Sex can be a huge sticking point after an affair. Because it’s a natural thing between two people who love another. But it can feel so tainted in this situation when you know that your partner has recently been doing it with someone else. It can be very difficult to separate the emotion feelings from the physical ones. And the timing can be so very important. I will discuss this more in the following article.
You Shouldn’t Rush Sex After An Affair: It’s very tempting to want to have sex in the hopes that doing so will make this all better sooner rather than later. The problem with this strategy though is that if it goes wrong or feels strange, people will sometimes take this to mean that the relationship can’t be saved or that the problems or insurmountable when this just may not be true.

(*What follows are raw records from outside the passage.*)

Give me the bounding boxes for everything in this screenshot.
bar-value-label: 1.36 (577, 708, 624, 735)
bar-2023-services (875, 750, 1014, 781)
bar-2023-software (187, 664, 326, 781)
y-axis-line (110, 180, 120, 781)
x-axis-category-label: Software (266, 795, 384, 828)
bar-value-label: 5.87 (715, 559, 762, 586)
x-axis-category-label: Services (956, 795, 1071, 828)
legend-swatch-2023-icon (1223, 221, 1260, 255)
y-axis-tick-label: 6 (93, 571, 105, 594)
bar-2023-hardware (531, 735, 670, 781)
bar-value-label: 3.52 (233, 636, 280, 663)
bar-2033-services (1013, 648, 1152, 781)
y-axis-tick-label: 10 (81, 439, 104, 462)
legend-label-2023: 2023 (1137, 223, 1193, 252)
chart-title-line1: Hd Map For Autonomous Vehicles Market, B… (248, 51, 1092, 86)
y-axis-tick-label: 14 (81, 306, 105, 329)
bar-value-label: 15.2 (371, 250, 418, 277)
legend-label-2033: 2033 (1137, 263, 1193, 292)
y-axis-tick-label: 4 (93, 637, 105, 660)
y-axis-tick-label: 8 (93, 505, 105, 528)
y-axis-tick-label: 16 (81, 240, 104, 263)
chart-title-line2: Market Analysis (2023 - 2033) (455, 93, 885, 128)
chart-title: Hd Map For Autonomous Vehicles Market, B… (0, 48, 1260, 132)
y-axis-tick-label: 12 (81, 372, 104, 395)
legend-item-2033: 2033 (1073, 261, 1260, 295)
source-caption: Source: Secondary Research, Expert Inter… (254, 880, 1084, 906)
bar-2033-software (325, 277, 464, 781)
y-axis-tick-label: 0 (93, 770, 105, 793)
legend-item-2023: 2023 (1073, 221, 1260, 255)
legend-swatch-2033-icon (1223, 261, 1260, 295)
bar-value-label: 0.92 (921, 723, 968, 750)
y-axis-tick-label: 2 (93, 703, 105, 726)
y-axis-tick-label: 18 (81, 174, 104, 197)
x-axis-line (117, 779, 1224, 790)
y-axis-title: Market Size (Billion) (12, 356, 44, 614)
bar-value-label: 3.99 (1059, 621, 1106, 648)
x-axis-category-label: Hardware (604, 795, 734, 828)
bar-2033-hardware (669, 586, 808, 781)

Sometimes, the partner who had the affair will pressure the other to have sex because they believe that this physical connection will mean that they are on the road to being forgiven. Other times, the faithful spouse feels compelled to have sex because they want their spouse to know that they really are trying. But, neither of these are valid reasons to rush into something which might hurt more than it helps. The real key is being as honest about it as you can so that there are no misunderstandings. If you still aren’t ready, you can make it clear that you want to show your affection and your efforts in other ways, but this doesn’t mean that you’re rejecting, punishing, or holding out on your spouse.
When You Are Ready To Resume Sex After An Affair, You’ll Generally Know It: I often tell people that there’s really no set time to begin being intimate again. This really does depend upon the couple. Generally speaking, sexual desire and activity resumes once the faithful spouse begins to believe that the cheating spouse truly is remorseful about the affair and that the couple is well on their way back to being happy again.

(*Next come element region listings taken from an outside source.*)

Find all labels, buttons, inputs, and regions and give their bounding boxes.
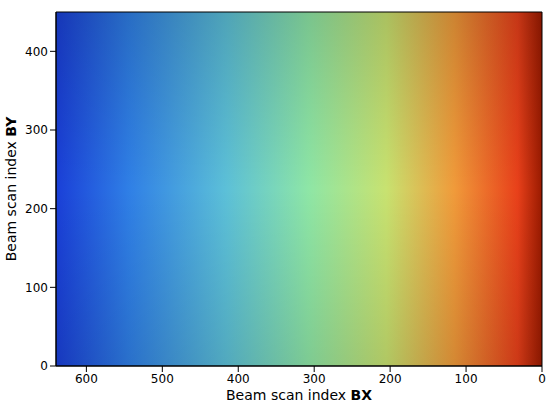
svg-text:100: 100 xyxy=(25,281,48,295)
svg-text:500: 500 xyxy=(151,372,174,386)
svg-text:300: 300 xyxy=(303,372,326,386)
svg-text:600: 600 xyxy=(75,372,98,386)
svg-text:Beam scan index BY: Beam scan index BY xyxy=(3,116,19,261)
svg-text:Beam scan index BX: Beam scan index BX xyxy=(226,387,372,403)
svg-text:300: 300 xyxy=(25,123,48,137)
svg-text:200: 200 xyxy=(25,202,48,216)
svg-text:400: 400 xyxy=(227,372,250,386)
svg-text:400: 400 xyxy=(25,45,48,59)
svg-text:0: 0 xyxy=(538,372,546,386)
svg-text:100: 100 xyxy=(455,372,478,386)
svg-text:0: 0 xyxy=(40,359,48,373)
svg-text:200: 200 xyxy=(379,372,402,386)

The emotional usually comes first and the physical then follows. There’s no set time line for this process and you shouldn’t feel badly if you’re just not ready yet. Because generally speaking, you will know when the time is right. And it’s worth waiting until this point. It’s better to be sure and get a good result than to go ahead even when you have doubts and have it turn out to be disappointing.
Restoring Your Sexual Confidence After Your Spouse Has An Affair: I believe that one thing that makes this issue such a loaded one is that the affair can really harm the faithful spouse’s self esteem. The faithful spouse will generally imagine almost unrealistic sex between their spouse and the other person and they will wonder how they can possibly compete. And, they’ll wonder if their spouse still finds them attractive or has fallen out of love with them.

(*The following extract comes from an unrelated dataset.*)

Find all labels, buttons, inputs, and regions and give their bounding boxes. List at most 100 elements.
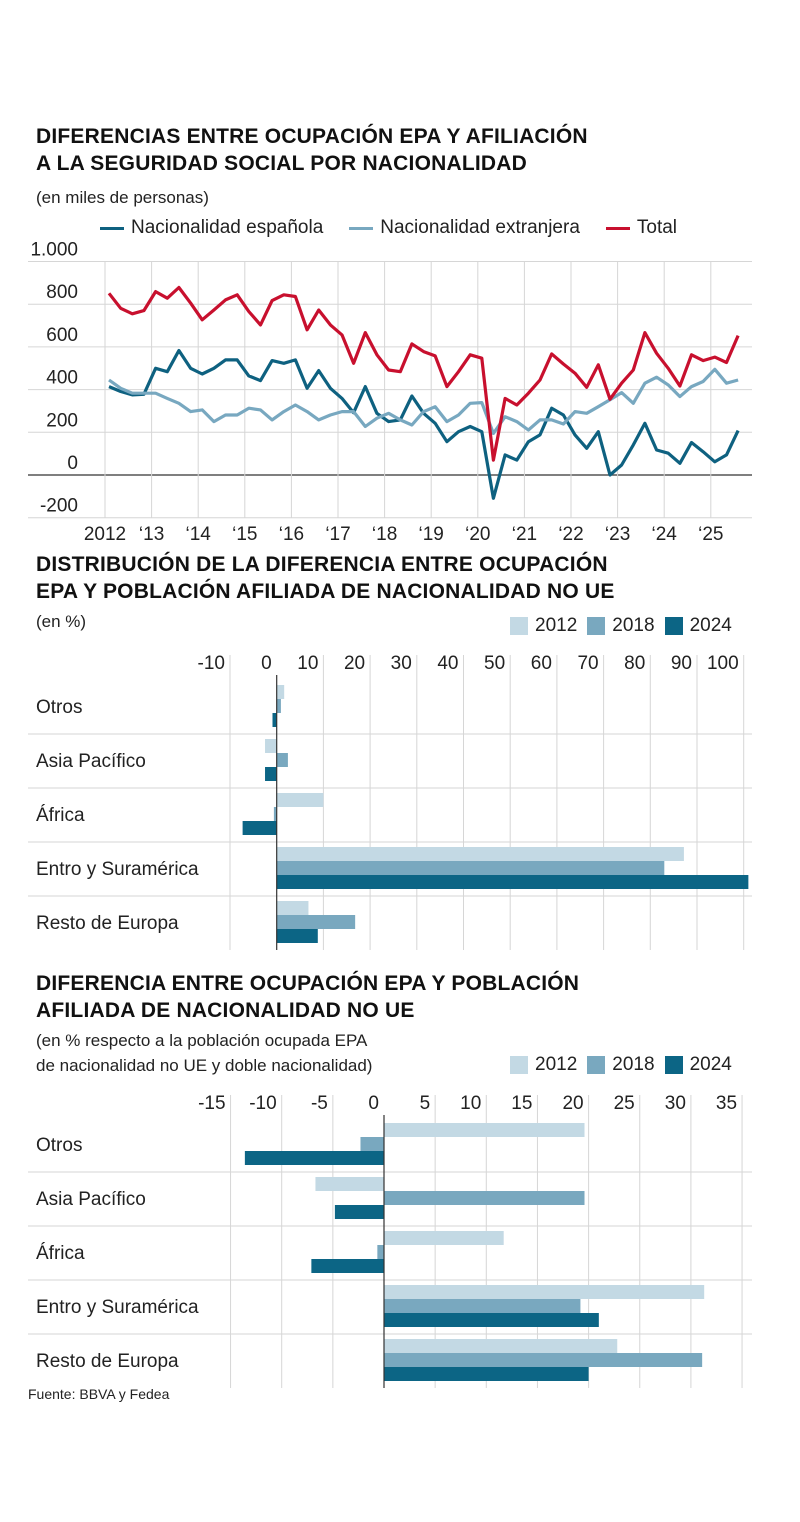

So, with all of these doubts, it can be very difficult to pretend to be confident sexually. That’s why I really do believe it’s important to address your sexual confidence if this is an issue for you. You deserve to feel confident and desired. Your spouses affair wasn’t your decision and it certainly wasn’t your fault. It’s not fair for you to continue to be hurt and harmed. So it only makes sense to do whatever is necessary to restore what has been lost. Make no apologies for getting what you need to live your best life without continuing to look back.